On Jun 4, 12:47 am, stargene <starg...@sbcglobal.net> wrote: > Hi, and several googols of thanks for your help. When I tried your > > vsum(n copies of x) = 1-2/(2*AT(x))^n > > it did not work for me, probably due to a misunderstanding on my > part. But your > > vsum(n copies of x) = T(n*AT(x)) > > worked perfectly on my Haxial calculator, reproducing results > identical to my own tedious calculations, eg: with n = 5, 10 and 50, > using recursive versions of SR's original relation.
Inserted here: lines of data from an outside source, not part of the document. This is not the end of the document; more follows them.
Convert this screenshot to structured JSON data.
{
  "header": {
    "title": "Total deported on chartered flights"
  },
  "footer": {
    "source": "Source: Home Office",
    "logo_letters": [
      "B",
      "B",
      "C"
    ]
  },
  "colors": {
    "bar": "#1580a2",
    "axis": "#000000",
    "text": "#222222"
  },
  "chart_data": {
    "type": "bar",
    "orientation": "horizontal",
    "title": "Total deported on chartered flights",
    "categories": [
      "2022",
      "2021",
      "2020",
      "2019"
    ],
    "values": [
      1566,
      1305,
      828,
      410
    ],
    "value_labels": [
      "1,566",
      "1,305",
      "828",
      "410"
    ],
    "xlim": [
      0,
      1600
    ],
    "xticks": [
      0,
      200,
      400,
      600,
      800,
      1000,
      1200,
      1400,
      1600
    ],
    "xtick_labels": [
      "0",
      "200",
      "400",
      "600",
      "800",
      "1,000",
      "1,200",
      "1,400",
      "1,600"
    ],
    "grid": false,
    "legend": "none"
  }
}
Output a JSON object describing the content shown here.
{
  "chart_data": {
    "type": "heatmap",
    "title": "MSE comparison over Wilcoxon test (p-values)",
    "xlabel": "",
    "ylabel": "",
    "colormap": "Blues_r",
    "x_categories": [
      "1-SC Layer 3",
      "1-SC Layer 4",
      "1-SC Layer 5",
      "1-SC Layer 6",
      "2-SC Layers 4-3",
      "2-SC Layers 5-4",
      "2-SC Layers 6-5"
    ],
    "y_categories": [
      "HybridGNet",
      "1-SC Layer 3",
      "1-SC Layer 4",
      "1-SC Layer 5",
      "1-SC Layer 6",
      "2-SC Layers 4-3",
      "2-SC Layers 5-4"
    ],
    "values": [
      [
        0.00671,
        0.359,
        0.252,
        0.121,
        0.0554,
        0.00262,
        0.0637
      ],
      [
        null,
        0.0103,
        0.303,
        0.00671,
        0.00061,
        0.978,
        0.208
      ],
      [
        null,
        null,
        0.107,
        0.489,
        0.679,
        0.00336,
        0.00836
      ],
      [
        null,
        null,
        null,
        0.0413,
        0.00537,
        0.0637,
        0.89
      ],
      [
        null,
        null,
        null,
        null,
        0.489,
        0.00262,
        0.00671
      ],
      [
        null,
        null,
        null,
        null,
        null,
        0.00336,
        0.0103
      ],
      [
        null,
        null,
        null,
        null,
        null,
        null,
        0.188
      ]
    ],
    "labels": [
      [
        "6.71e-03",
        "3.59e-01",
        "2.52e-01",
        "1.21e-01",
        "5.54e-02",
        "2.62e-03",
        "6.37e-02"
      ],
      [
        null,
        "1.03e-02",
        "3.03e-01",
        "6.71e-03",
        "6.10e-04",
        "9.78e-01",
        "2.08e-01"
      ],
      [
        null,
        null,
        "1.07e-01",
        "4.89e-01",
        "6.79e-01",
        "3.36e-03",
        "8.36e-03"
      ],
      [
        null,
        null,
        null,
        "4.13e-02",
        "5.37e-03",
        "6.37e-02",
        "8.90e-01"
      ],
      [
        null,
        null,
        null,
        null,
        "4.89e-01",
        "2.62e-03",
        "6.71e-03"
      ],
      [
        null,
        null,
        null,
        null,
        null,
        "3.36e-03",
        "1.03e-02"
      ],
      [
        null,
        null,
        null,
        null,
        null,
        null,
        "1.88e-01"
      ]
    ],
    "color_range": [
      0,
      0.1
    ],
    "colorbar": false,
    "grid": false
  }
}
Using your > relation and pushing n to 10^7 and then 10^9, it also shows that > vsum(n copies of x) converges quickly to > > v = .761594155... Co, > > instead of Co itself. This is unexpected, though I already knew > that for n = 2, 3, 5 and 10 (with v = Co/2 , Co/3 , Co/5 and Co/10 ), > the resultant velocities <decreased>, ie: > > 0.8 , 0.777 , 0..7672 and 0.76299 times Co , > > respectively (where Co = unity). This bothered me, especially since > initially it seemed conceivable that the sum might even converge to > 0.0 as n --> infinity and v --> 0.0 Co! Nevertheless, the actual con- > vergence is still counter-intuitive, having expected the sum to rise > eventually to Co, as I'm guessing you did too. > > Interesting...though what it might mean physically is anybody's guess, > without a ouiji board and Prof. Einstein.
Take a look at my previous correction.
The correct formula is vsum(n copies of x) = 1-2/E(2*AT(x))^n. This DOES approach 1 for large n.